As more enterprises make the move toward utilizing a DevOps approach to software development, many of them are still seeing a problem the process is suppose to eradicate: They're experiencing a software testing bottleneck called the "QA wall" that puts a damper on the speed of software releases.
DevOps emphasizes cooperation between developers and IT operations. The goal of DevOps is to change and improve the relationship between software developers and operations by advocating better communication and collaboration between the two business units. Continuous delivery and rapid iteration of software versions and security patches are two of the desired results of DevOps.
But this new-fangled approach to IT apparently isn't working for everybody in exactly that manner.
Testing Phase is Where the Problem Lies
This bottleneck information emanates from new data via a Vanson Bourne survey commissioned by DevOps platform maker Appvance. It revealed that while 73 percent of respondents have adopted some DevOps processes, 54 percent of those adoptees have identified their current QA automation as a bottleneck.
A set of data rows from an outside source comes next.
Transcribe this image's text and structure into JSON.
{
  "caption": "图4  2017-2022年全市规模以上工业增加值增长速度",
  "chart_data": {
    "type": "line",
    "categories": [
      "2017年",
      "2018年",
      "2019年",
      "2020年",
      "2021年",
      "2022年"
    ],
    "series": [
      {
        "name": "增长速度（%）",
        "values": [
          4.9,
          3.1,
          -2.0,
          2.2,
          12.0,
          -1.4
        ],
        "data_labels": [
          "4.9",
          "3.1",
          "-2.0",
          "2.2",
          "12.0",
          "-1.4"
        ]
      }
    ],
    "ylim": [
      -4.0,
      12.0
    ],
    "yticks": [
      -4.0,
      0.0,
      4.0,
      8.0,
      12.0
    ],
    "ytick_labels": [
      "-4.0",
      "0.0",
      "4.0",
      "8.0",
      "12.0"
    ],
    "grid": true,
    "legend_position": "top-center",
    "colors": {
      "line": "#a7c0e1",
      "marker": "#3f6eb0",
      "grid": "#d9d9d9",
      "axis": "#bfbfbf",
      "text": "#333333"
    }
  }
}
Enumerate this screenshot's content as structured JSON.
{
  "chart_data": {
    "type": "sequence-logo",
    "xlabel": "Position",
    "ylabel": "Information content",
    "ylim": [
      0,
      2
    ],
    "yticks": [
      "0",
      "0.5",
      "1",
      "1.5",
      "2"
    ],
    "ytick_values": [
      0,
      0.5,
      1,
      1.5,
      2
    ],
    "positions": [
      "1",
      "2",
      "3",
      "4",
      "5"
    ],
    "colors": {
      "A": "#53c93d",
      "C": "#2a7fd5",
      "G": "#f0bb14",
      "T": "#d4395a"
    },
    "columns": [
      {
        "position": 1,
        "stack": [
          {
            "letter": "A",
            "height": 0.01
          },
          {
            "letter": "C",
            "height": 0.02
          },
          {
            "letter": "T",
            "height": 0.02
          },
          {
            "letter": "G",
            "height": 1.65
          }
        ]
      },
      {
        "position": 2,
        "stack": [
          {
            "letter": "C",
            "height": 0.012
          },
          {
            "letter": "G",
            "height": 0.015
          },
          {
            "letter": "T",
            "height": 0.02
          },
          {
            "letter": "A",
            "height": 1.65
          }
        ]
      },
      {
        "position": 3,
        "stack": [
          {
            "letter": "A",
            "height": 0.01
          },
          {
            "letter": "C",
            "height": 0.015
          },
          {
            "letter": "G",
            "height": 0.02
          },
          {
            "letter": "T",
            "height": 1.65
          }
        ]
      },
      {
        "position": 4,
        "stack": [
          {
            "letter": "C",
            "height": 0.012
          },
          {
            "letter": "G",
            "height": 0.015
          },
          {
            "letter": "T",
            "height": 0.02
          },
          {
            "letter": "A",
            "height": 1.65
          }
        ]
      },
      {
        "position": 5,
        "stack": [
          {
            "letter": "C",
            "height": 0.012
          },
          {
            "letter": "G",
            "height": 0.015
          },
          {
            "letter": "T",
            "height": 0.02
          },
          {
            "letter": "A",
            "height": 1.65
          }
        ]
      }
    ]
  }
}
Seventy-nine percent of respondents reported that increasing the frequency of software releases is a priority for their organization. The same percentage agreed that increasing the frequency of software releases would help them achieve their business objectives.
"Enterprises have adopted agile and continuous-delivery processes to improve efficiency, productivity and to deliver business results, but they often maintain traditional thinking about software testing, which has not changed significantly in over twenty years," Appvance CEO Kevin Surace said.
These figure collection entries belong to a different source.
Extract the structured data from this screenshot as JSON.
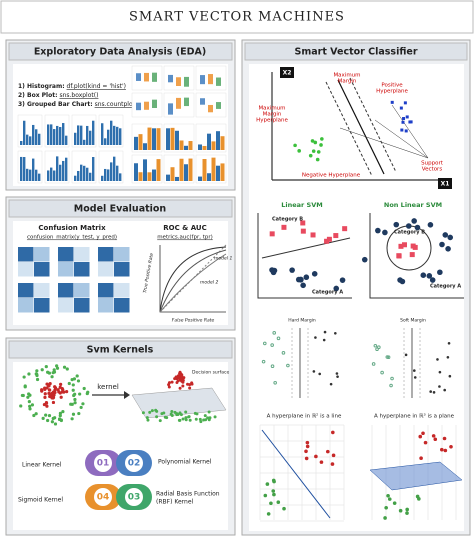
{
  "header": {
    "title": "SMART VECTOR MACHINES"
  },
  "eda": {
    "title": "Exploratory Data Analysis (EDA)",
    "items": [
      {
        "label": "1) Histogram:",
        "code": "df.plot(kind = 'hist')"
      },
      {
        "label": "2) Box Plot:",
        "code": "sns.boxplot()"
      },
      {
        "label": "3) Grouped Bar Chart:",
        "code": "sns.countplot()"
      }
    ]
  },
  "model_evaluation": {
    "title": "Model Evaluation",
    "confusion_matrix": {
      "title": "Confusion Matrix",
      "code": "confusion_matrix(y_test, y_pred)"
    },
    "roc": {
      "title": "ROC & AUC",
      "code": "metrics.auc(fpr, tpr)",
      "y_label": "True Positive Rate",
      "x_label": "False Positive Rate",
      "curves": [
        "model 1",
        "model 2"
      ]
    }
  },
  "svm_kernels": {
    "title": "Svm Kernels",
    "arrow_label": "kernel",
    "surface_label": "Decision surface",
    "kernels": [
      {
        "number": "01",
        "label": [
          "Linear Kernel"
        ]
      },
      {
        "number": "02",
        "label": [
          "Polynomial Kernel"
        ]
      },
      {
        "number": "03",
        "label": [
          "Radial Basis Function",
          "(RBF) Kernel"
        ]
      },
      {
        "number": "04",
        "label": [
          "Sigmoid Kernel"
        ]
      }
    ]
  },
  "classifier": {
    "title": "Smart Vector Classifier",
    "x_axis": "X1",
    "y_axis": "X2",
    "annotations": {
      "maximum_margin": [
        "Maximum",
        "Margin"
      ],
      "positive_hyperplane": [
        "Positive",
        "Hyperplane"
      ],
      "max_margin_hyperplane": [
        "Maximum",
        "Margin",
        "Hyperplane"
      ],
      "support_vectors": [
        "Support",
        "Vectors"
      ],
      "negative_hyperplane": [
        "Negative Hyperplane"
      ]
    },
    "linear": {
      "title": "Linear SVM",
      "class_b": "Category B",
      "class_a": "Category A"
    },
    "nonlinear": {
      "title": "Non Linear SVM",
      "class_b": "Category B",
      "class_a": "Category A"
    },
    "hard_margin": "Hard Margin",
    "soft_margin": "Soft Margin",
    "line_caption": "A hyperplane in ℝ² is a line",
    "plane_caption": "A hyperplane in ℝ³ is a plane"
  }
}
"As a result, companies still struggle to get past the QA Wall created by old test automation tools that can't move as fast as DevOps moves. Until the silos created by those tools are eliminated, the QA Wall will continue to impede software release schedules."
The survey was conducted by Vanson Bourne in October 2016, and polled 200 Enterprise IT decision makers in the U.S. for their thoughts on DevOps and software testing. To download a complimentary copy of the research report, go here.
DevOps Still Very Popular
There has been a flurry of activity in the agile and DevOps worlds of late, with vendors providing new software, services and support for developers.
The goal of agile environments is to get developers to move their applications from source code to production as quickly and painlessly as possible. This means breaking down silos and integrating core components for more simplified development using a contiguous pipeline approach.